Storage comes courtesy of a 160GB hard drive. This is a good amount of storage for an ultraportable -- MacBook Air owners have to tolerate a paltry 80GB in their machines. What's more, the P8010 packs an DVD rewriter drive -- something you could never cram into the Air or a netbook.

Data protection is always a primary concern for users with sensitive information and Fujitsu Siemens hasn't forgotten about this. The P8010 features a hard drive shock sensor, which temporarily parks the drive heads in the event of a bump or shake in order to ensure the drive isn't damaged. Also, the keyboard is spill proof, so any accidental splashes won't spell disaster.


The P8010's strongest point is arguably its wireless capabilities. It uses the Intel Wireless WiFi Link 4965AGN adaptor, which lets it connect to virtually any form of wireless network: a/b/g or high-speed n.

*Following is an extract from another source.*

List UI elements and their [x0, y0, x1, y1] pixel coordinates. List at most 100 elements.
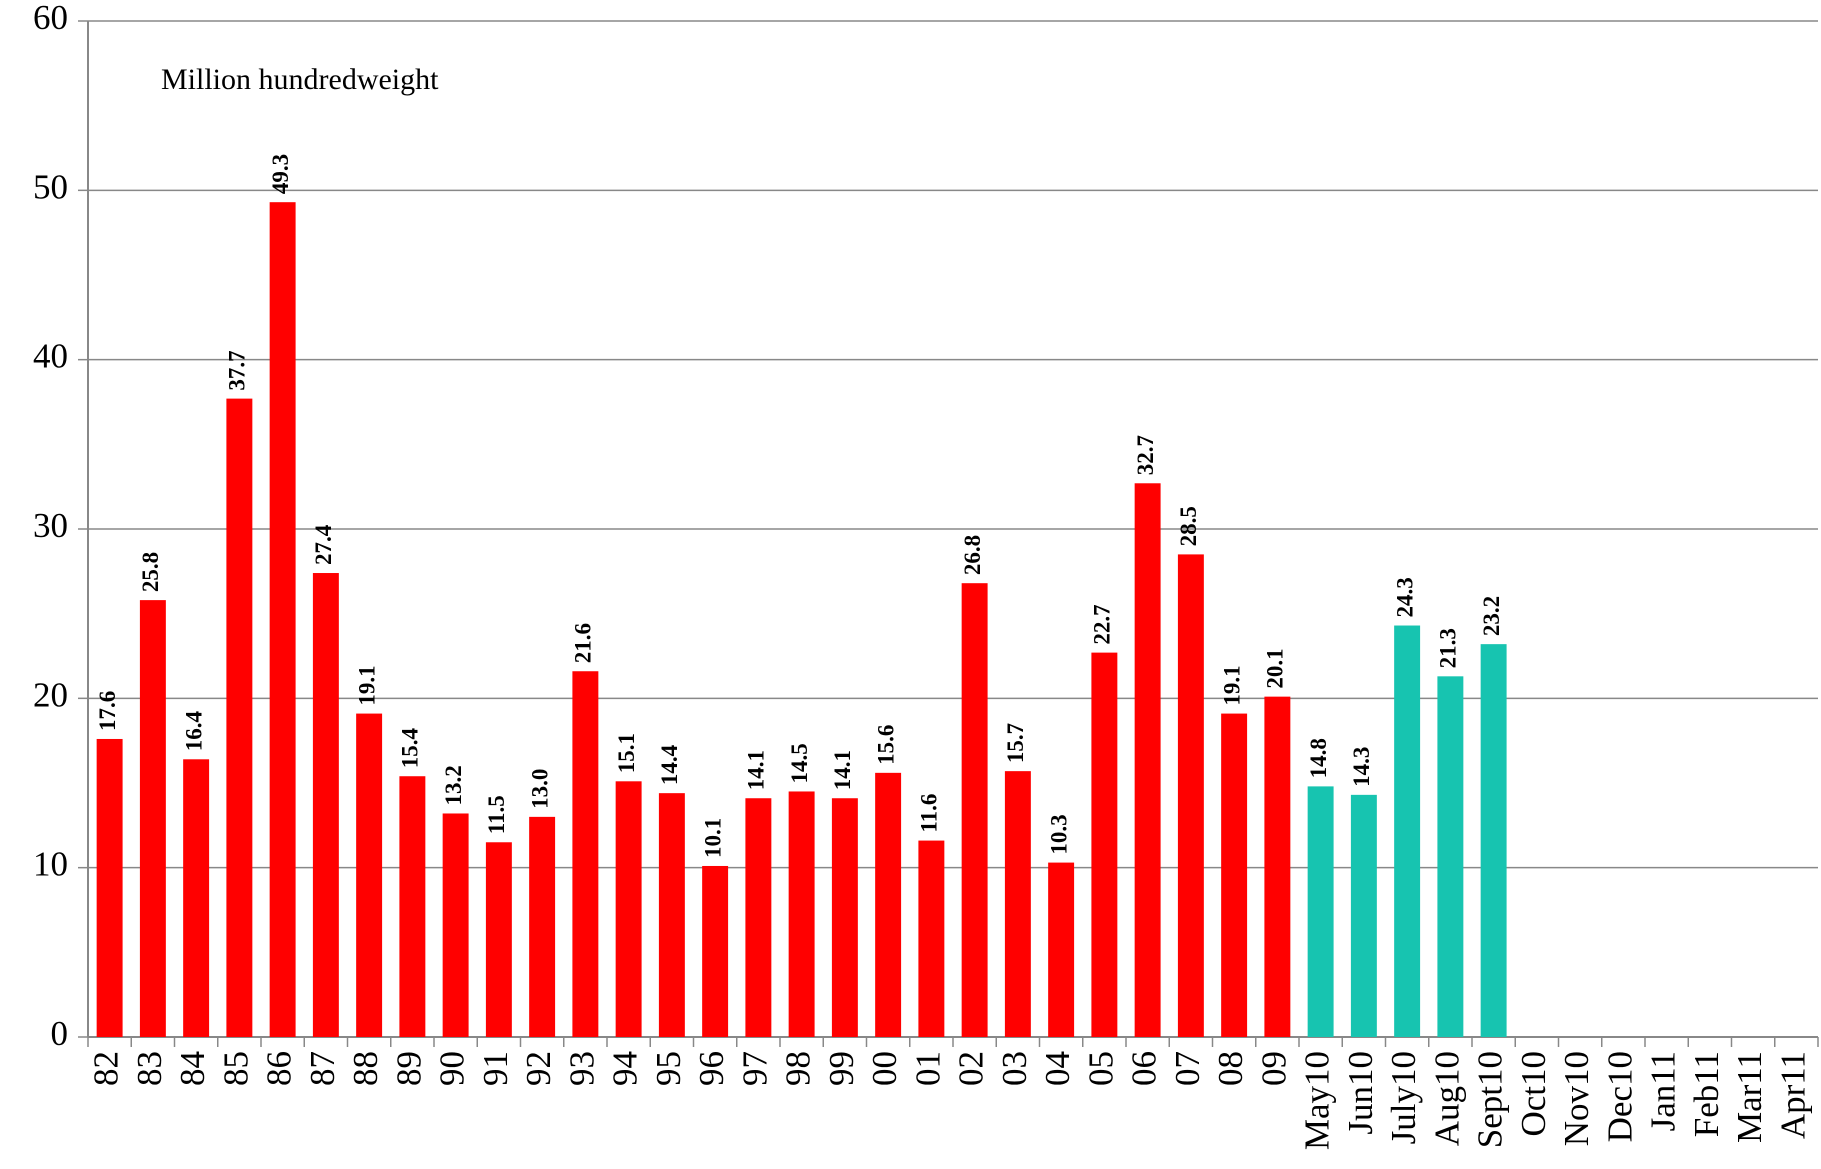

In addition, there's an integrated 3G adaptor that gives you HSDPA access to the Internet at up to 7.2Mbps, whether you're in a Wi-Fi hotspot or not. You also get Bluetooth, which is good news for anyone who wants to use a wireless Bluetooth mouse or synchronise their mobile phones without cables.

Bizarrely, the P8010 has a glossy screen. It might look good in the shops and appeal to the magpie in all of us, but it renders the laptop virtually useless outdoors or anywhere where the lighting isn't perfectly diffuse. All you'll see is your own reflection. It's not particularly great indoors either, thanks to the rather limited horizontal and vertical viewing angles.

Performance
The LifeBook P8010 isn't going to win any awards for its performance, but don't let this put you off. Its CPU is optimised for good battery life and the 2GB of RAM ensures applications open without too much of a delay. It failed to return a score in our PCMark 2005 test, but we can tell from anecdotal testing that it's perfectly capable of performing basic everyday tasks without struggling.

Though it uses an ultra-low voltage CPU and a massive 8,700mAh battery, the P8010's battery life wasn't as impressive as we'd hoped. Fujitsu Siemens claims a maximum battery life of up to 6 hours, but in our BatteryEater Classic test, which stresses the laptop to the limit, it lasted a mere 2 hours 16 minutes. If you aren't pushing the CPU too hard, it'll last considerably longer. It stayed alive for 5 hours 18 minutes in our anecdotal light use tests.

Conclusion
It's difficult to recommend the LifeBook P8010. It ticks most of the boxes required to make a good ultraportable, but it's simply too expensive in comparison to things like the MacBook Air. Business users might find some of its features useful, but for the rest of us, something like the Eee PC 1000 will do just fine.